How to choose a developer in Bundaberg
Ask how they would model a pallet of avocados that is premium at dawn and a write-off by Friday, and a barrel of rum maturing for six years. If they describe a static SKU with a quantity, they will leave your most important stock on the whiteboard. The right partner has built perishable and bonded inventory before and treats expiry, grade and excise as core, not extras.
- Perishable lots carry a live expiry clock so the system flags what must move today
- Quality grade is tracked through the day, not assumed fixed, so pricing reflects reality
- Barrel maturation and excise liability are tracked per barrel for the distillery
- Volatile and static stock live in one system, retiring the whiteboard and side spreadsheet
- Real-time counts let you commit produce to buyers without overselling a spoiling pallet
- Modelling expiry and grade properly is more complex and costly than counting units
- You own the system as food-safety and excise rules evolve
- For purely shelf-stable stock, Fishbowl or Cin7 is cheaper and sufficient
- Accurate live counts depend on disciplined scanning the crew must actually do
- !They count everything as static units; ask how a pallet's grade and expiry change through the day
- !They have no expiry model; ask what flags produce that must dispatch today
- !They treat barrels as ordinary stock; ask how maturation and excise are tracked
- !They skip cold chain; ask how temperature is logged against each lot
- !They quote shelf-stable pricing for perishables; ask which complexity they are dropping
Teams investing in inventory management in Bundaberg usually scope it next to accounting, project management, lms, since these systems share data and budgets.
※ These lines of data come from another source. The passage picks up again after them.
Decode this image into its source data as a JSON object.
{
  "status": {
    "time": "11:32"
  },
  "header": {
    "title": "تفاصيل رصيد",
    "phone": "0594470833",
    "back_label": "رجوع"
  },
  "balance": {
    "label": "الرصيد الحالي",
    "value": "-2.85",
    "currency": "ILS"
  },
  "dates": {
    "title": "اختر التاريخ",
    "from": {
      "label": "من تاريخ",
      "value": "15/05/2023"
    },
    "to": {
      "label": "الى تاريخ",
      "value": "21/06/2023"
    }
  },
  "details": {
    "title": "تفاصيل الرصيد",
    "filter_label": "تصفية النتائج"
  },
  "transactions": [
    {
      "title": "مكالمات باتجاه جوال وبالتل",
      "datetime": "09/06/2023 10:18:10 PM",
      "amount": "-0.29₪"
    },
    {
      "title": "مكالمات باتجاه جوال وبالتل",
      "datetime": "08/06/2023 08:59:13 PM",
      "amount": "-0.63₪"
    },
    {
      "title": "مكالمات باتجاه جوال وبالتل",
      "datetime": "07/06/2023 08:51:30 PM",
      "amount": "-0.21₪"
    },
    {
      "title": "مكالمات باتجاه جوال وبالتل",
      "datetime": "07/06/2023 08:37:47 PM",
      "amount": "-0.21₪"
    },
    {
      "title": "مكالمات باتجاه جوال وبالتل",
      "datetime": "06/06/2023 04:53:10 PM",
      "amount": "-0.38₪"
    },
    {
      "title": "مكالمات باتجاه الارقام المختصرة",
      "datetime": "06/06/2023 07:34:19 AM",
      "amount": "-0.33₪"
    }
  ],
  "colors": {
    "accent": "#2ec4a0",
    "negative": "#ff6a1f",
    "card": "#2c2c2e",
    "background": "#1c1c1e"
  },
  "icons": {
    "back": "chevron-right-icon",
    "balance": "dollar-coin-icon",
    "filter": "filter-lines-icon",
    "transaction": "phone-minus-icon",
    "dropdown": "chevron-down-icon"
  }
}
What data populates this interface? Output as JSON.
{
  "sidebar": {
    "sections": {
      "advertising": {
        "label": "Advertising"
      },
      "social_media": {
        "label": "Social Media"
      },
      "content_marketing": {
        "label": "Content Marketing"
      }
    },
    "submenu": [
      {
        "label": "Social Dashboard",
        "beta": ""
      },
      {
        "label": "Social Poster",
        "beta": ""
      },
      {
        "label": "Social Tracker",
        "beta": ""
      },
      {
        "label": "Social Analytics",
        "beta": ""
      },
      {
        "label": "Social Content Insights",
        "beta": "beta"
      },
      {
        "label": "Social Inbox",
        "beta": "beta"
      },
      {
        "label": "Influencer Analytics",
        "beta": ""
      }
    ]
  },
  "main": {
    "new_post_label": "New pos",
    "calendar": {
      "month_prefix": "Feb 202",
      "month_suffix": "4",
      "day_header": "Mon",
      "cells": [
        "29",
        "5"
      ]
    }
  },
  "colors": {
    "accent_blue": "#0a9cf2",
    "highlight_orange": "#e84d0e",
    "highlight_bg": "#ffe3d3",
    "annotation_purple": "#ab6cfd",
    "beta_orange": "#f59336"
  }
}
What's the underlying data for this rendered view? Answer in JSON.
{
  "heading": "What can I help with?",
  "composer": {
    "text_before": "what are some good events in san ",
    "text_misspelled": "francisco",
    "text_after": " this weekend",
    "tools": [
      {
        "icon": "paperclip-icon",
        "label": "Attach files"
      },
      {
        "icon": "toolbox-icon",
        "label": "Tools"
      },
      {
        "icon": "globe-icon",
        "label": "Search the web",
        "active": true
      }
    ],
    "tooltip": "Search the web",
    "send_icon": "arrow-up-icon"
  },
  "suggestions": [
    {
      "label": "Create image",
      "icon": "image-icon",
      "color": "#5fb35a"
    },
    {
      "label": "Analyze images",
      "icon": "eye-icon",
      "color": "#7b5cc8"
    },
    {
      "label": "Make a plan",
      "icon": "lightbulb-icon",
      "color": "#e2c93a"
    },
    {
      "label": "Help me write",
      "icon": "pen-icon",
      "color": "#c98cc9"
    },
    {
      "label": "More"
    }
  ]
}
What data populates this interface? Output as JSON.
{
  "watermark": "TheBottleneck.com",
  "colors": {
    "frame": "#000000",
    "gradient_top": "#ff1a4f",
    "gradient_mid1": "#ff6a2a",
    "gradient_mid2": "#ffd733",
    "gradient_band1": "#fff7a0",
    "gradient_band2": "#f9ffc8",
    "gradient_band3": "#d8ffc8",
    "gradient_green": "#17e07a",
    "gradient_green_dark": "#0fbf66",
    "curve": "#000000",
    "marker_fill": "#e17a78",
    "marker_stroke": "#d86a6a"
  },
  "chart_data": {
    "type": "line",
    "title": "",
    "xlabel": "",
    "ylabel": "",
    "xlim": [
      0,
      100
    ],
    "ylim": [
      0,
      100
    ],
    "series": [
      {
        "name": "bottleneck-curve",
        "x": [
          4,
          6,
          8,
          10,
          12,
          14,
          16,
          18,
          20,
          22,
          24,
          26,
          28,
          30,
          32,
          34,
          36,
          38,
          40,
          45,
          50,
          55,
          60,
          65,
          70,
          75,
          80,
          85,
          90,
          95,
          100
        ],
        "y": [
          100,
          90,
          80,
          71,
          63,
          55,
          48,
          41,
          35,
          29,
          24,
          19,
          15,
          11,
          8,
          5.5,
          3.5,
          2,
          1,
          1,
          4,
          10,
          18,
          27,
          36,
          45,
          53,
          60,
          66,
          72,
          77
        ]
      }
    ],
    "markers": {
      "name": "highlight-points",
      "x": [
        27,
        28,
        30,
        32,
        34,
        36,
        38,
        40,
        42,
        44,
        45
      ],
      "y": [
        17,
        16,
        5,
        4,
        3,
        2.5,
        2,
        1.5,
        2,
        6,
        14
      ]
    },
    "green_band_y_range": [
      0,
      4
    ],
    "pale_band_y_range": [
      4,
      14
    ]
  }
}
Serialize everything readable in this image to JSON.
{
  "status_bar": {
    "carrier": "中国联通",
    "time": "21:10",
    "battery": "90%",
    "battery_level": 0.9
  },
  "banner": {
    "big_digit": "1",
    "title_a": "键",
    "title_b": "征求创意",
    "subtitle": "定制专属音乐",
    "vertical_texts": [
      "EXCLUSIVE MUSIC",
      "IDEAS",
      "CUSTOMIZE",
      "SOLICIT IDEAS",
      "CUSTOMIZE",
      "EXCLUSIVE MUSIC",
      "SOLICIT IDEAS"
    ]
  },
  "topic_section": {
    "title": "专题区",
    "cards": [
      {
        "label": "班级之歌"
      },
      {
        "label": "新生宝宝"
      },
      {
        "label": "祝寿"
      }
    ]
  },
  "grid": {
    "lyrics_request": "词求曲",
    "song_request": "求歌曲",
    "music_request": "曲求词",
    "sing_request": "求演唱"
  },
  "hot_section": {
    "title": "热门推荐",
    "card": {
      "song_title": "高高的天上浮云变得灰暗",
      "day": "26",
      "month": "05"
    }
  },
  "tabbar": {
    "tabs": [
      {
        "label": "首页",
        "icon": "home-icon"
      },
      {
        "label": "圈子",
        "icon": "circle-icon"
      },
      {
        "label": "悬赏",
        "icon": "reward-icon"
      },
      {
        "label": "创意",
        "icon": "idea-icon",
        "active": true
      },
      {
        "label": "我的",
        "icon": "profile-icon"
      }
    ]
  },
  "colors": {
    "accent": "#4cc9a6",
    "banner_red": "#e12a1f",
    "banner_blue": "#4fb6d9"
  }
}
Rohan advises mid-market and enterprise teams on ERP, CRM and custom software, and has led delivery on dozens of business-software builds.
Writes for Digital Heroes, shipping business software for 2,000+ brands across 55+ countries since 2017.
Frequently asked questions
Why does Fishbowl fail for Bundaberg perishables?
Fishbowl counts stock as static units with a quantity, which works for bottled rum but not for a pallet of produce that is premium-grade in the morning and a write-off by Friday. The expiry and grade that decide your margin have no home in it, so the real count ends up on a whiteboard. Custom inventory software tracks the expiry clock and shifting grade.
How much does custom inventory software cost in Bundaberg?
Perishable lot and expiry tracking runs $40,000 to $60,000 over 3 to 4 months. Adding grade tracking and cold chain reaches $65,000 to $90,000, and a full build with barrel excise and multi-site support runs $95,000 to $120,000.
Can custom inventory software track maturing rum barrels?
Yes. It can track each barrel's maturation and growing excise liability, which Cin7 and Fishbowl see as static stock. That keeps your bonded value and duty correct without a separate spreadsheet.